Au début du mois de février, les marchés actions ont subi une importante secousse, qui a débouché sur une baisse des principaux indices boursiers. Il est vrai qu'après des mois d'euphorie boursière, certains s'étaient habitués à voir les marchés croître en totale déconnexion avec la réalité économique des entreprises... C'est pourquoi, après avoir écrit récemment sur les inégalités, les baisses de cotisations sociales et la dette publique, je me devais d'évoquer la brûlante question boursière.
La secousse boursière
Trois graphiques suffiront à résumer le coup de semonce qui a touché les marchés actions :
Évolution de l'indice Dow Jones entre mi-janvier et mi-février 2018
[ Source : Boursorama.com ]
Évolution de l'indice asiatique Nikkei 225 entre mi-janvier et mi-février 2018
[ Source : Boursorama.com ]
Évolution de l'indice CAC 40 entre mi-janvier et mi-février 2018
[ Source : Boursorama.com ]
Vous aurez incidemment noté comment l'interconnexion croissante entre les différentes places financières conduit à la transmission instantanée autant des vents favorables que des vents mauvais d'une place à l'autre dans le monde !
Les principales causes de cette baisse
Les principales explications sont à chercher du côté des taux obligataires et de l'emploi.

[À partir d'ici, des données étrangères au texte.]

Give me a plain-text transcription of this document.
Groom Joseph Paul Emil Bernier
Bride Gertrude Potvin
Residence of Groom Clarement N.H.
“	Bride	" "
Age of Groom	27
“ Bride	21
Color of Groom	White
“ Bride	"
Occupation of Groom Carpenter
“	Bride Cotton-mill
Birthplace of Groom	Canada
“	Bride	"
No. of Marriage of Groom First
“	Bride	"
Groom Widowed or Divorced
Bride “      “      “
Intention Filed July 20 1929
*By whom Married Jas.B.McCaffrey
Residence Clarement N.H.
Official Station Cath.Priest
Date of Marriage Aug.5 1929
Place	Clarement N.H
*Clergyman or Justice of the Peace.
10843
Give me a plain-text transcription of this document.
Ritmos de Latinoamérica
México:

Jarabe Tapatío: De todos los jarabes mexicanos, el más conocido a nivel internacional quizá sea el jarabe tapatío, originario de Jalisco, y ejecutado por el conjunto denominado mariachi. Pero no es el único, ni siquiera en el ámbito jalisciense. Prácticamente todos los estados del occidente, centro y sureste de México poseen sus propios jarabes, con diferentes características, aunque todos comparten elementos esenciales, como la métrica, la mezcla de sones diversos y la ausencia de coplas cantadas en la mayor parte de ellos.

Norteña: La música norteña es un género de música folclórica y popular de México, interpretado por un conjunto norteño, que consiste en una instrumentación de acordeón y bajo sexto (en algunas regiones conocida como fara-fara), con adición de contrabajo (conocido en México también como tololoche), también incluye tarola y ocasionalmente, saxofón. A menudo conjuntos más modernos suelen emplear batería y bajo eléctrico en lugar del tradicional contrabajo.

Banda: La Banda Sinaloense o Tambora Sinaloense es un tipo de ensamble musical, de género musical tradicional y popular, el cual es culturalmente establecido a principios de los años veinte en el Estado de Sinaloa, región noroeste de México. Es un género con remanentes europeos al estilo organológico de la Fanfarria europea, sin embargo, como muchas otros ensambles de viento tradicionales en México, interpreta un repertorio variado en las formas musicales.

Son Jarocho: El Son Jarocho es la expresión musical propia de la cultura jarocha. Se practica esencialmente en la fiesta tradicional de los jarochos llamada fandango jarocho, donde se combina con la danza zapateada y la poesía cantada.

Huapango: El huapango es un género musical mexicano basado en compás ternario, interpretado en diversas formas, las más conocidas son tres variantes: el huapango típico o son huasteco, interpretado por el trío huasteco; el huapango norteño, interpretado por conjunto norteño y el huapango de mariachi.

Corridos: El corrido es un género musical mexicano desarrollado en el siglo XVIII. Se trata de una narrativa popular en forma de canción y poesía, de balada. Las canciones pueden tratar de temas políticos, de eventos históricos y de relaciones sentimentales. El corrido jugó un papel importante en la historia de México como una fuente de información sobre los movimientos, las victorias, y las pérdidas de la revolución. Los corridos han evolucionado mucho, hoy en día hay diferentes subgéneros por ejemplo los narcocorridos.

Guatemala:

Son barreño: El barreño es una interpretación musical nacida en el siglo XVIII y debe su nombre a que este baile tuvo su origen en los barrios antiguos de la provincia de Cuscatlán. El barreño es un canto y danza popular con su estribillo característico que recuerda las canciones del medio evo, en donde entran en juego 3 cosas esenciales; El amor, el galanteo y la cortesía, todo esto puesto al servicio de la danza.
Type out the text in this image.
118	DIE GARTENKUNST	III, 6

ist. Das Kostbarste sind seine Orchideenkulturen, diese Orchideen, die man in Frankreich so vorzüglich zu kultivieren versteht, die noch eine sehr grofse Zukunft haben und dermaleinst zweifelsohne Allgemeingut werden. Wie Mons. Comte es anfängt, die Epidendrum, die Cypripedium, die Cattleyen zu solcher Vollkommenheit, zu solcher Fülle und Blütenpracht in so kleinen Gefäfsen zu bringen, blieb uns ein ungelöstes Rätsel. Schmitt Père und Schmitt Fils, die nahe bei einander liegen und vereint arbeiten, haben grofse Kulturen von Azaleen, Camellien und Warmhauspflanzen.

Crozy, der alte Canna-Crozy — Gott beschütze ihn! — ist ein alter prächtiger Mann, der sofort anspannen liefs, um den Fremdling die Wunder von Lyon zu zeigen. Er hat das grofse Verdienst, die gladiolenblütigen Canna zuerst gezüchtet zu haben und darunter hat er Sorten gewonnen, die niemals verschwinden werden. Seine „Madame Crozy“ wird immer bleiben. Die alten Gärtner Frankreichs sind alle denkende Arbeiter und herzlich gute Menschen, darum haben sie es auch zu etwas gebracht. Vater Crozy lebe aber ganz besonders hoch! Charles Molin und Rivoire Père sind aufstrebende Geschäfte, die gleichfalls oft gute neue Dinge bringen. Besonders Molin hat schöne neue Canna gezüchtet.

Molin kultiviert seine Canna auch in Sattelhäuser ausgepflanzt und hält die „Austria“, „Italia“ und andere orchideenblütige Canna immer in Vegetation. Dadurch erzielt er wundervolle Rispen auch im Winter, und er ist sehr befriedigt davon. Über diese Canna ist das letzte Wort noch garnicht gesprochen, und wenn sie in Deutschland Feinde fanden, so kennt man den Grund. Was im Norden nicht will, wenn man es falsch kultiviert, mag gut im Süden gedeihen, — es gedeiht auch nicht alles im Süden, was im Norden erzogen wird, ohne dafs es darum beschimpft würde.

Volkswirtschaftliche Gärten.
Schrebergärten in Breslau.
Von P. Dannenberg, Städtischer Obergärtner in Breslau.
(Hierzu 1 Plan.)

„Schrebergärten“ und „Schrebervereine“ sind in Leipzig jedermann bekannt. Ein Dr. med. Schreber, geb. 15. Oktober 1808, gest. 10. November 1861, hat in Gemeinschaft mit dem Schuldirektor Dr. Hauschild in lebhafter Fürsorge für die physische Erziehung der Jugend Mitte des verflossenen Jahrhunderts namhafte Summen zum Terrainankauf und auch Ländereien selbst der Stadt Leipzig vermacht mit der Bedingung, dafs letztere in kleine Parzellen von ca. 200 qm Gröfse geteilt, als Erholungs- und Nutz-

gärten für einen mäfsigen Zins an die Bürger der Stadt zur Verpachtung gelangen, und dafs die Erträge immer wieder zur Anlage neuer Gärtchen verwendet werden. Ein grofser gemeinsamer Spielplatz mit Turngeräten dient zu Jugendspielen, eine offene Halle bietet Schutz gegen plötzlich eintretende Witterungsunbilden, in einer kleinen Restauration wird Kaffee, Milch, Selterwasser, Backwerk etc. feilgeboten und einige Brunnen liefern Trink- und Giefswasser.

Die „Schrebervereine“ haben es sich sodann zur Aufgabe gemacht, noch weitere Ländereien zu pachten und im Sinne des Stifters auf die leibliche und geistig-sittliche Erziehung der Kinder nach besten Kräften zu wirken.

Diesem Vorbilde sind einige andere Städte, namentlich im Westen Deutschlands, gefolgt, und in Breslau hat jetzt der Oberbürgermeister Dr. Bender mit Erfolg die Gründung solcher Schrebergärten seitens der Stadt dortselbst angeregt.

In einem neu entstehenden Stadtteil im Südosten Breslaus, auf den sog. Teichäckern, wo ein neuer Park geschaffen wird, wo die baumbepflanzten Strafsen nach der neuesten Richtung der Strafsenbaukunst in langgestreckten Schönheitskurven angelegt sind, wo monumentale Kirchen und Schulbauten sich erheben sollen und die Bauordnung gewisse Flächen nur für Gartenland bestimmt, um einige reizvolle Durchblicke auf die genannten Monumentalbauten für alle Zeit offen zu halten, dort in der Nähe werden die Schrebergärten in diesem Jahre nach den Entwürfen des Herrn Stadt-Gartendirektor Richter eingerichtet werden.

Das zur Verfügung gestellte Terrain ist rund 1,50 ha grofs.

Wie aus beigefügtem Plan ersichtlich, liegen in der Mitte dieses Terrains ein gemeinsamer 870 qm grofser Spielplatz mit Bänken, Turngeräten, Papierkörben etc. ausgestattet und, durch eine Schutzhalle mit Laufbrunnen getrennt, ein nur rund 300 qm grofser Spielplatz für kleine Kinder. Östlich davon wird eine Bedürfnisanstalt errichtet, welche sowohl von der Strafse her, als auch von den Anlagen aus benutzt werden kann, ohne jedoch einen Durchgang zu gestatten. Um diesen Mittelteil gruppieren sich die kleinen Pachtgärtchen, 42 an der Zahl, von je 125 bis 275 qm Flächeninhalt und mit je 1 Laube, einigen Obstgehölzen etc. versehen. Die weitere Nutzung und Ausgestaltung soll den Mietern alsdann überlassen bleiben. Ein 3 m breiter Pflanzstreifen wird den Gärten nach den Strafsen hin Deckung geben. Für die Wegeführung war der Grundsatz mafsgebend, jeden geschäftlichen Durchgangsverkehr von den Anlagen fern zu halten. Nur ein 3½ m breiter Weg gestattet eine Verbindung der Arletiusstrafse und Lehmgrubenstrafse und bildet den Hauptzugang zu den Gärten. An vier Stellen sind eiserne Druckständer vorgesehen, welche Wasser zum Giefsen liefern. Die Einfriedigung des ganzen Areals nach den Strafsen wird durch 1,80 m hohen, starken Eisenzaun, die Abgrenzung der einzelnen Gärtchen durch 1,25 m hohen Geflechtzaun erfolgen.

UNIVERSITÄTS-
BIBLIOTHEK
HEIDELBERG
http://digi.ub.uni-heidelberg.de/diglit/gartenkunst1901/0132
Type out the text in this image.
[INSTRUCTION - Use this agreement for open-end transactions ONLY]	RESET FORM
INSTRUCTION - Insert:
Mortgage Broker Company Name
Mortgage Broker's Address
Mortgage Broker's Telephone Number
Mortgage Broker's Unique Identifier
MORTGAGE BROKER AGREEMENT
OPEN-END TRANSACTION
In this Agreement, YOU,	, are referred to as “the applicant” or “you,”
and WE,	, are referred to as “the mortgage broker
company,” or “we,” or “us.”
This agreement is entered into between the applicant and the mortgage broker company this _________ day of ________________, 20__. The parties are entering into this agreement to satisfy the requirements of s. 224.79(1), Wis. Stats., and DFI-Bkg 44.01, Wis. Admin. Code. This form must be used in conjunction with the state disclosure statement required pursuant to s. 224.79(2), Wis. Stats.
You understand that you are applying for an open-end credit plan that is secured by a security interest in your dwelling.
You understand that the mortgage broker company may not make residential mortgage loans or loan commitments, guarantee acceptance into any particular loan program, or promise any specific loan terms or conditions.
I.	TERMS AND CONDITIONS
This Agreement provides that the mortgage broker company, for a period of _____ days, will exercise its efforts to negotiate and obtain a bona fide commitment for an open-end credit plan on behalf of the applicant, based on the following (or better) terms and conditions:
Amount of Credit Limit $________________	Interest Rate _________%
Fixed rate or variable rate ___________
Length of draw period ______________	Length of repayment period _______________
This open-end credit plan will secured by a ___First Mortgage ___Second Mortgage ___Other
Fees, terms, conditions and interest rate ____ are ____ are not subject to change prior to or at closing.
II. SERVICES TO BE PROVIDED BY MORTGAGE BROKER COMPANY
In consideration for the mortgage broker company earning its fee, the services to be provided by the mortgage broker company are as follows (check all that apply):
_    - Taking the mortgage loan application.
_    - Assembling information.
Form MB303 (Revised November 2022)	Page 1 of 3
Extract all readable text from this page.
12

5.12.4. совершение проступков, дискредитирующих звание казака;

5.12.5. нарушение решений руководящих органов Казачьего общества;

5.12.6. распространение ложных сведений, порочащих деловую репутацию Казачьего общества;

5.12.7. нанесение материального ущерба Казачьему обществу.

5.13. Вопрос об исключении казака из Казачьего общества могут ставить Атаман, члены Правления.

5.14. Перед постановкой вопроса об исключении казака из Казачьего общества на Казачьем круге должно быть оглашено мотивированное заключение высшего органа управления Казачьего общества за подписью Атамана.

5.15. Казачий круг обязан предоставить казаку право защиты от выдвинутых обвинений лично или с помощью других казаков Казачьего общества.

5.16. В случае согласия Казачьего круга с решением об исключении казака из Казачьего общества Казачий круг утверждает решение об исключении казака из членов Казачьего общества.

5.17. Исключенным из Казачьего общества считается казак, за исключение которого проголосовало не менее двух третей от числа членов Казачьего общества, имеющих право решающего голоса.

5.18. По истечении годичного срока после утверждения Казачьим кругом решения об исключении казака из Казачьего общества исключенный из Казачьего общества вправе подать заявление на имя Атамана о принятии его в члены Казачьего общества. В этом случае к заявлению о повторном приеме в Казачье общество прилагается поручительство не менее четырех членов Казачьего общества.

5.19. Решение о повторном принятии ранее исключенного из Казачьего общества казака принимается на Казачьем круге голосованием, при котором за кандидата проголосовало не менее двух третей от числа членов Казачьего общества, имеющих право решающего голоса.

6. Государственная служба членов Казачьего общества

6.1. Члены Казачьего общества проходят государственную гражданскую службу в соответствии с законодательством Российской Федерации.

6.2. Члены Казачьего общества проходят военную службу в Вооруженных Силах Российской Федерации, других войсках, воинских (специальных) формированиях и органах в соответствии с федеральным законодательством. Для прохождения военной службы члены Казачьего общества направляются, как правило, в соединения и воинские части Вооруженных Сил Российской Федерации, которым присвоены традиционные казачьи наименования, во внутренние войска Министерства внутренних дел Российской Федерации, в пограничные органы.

Les premiers ont commencé à augmenter, ce qui est en phase avec la hausse des taux directeurs de la Fed et la sortie progressive de l'assouplissement quantitatif (quantitative easing) :
[ Source : Bloomberg ]
À cela se conjugue ce que l'on appelle couramment des facteurs techniques, c'est-à-dire notamment les reventes d'actions par des investisseurs financiers pressés de retrouver de la liquidité ou d'empocher leur plus-value avant un possible krach boursier. Et il ne faut pas oublier que les algorithmes, qui règnent désormais en maîtres sur les marchés, ont certainement amplifié le mouvement en prenant quasiment tous la même position au même moment. Quant aux produits dérivés qui apprécient grandement la volatilité, on imagine qu'ils ont pu participer à ce mouvement baissier...
Les marchés sens dessus dessous
Quant à la hausse des créations d'emplois et des salaires aux États-Unis, le pays l'attendait depuis si longtemps que sa venue aurait dû être saluée comme une bonne nouvelle pour les ménages et partant toute l'économie réelle, puisqu'elle permettra à terme de soutenir la demande adressée aux entreprises :
[ Source : New York Times ]
Hélas, seul Donald Trump y a vu (à juste titre) une bonne nouvelle, même s'il n'a par ailleurs pas compris que l'économie des États-Unis est certainement en fin de cycle :
Les marchés, quant à eux, ont leur raison financière que la raison économique ignore, et il semble que les opérateurs financiers aient surtout vu dans ces bons chiffres de l'économie réelle le risque d'une baisse des profits, d'une augmentation de l'inflation et subséquemment des taux d'intérêt. Bref, autant de facteurs mauvais selon eux pour les actions et qui les ont conduits à vendre leurs titres... C'est la preuve la plus éclatante que ce qui est bon pour les marchés est loin d'être bon pour l'économie réelle !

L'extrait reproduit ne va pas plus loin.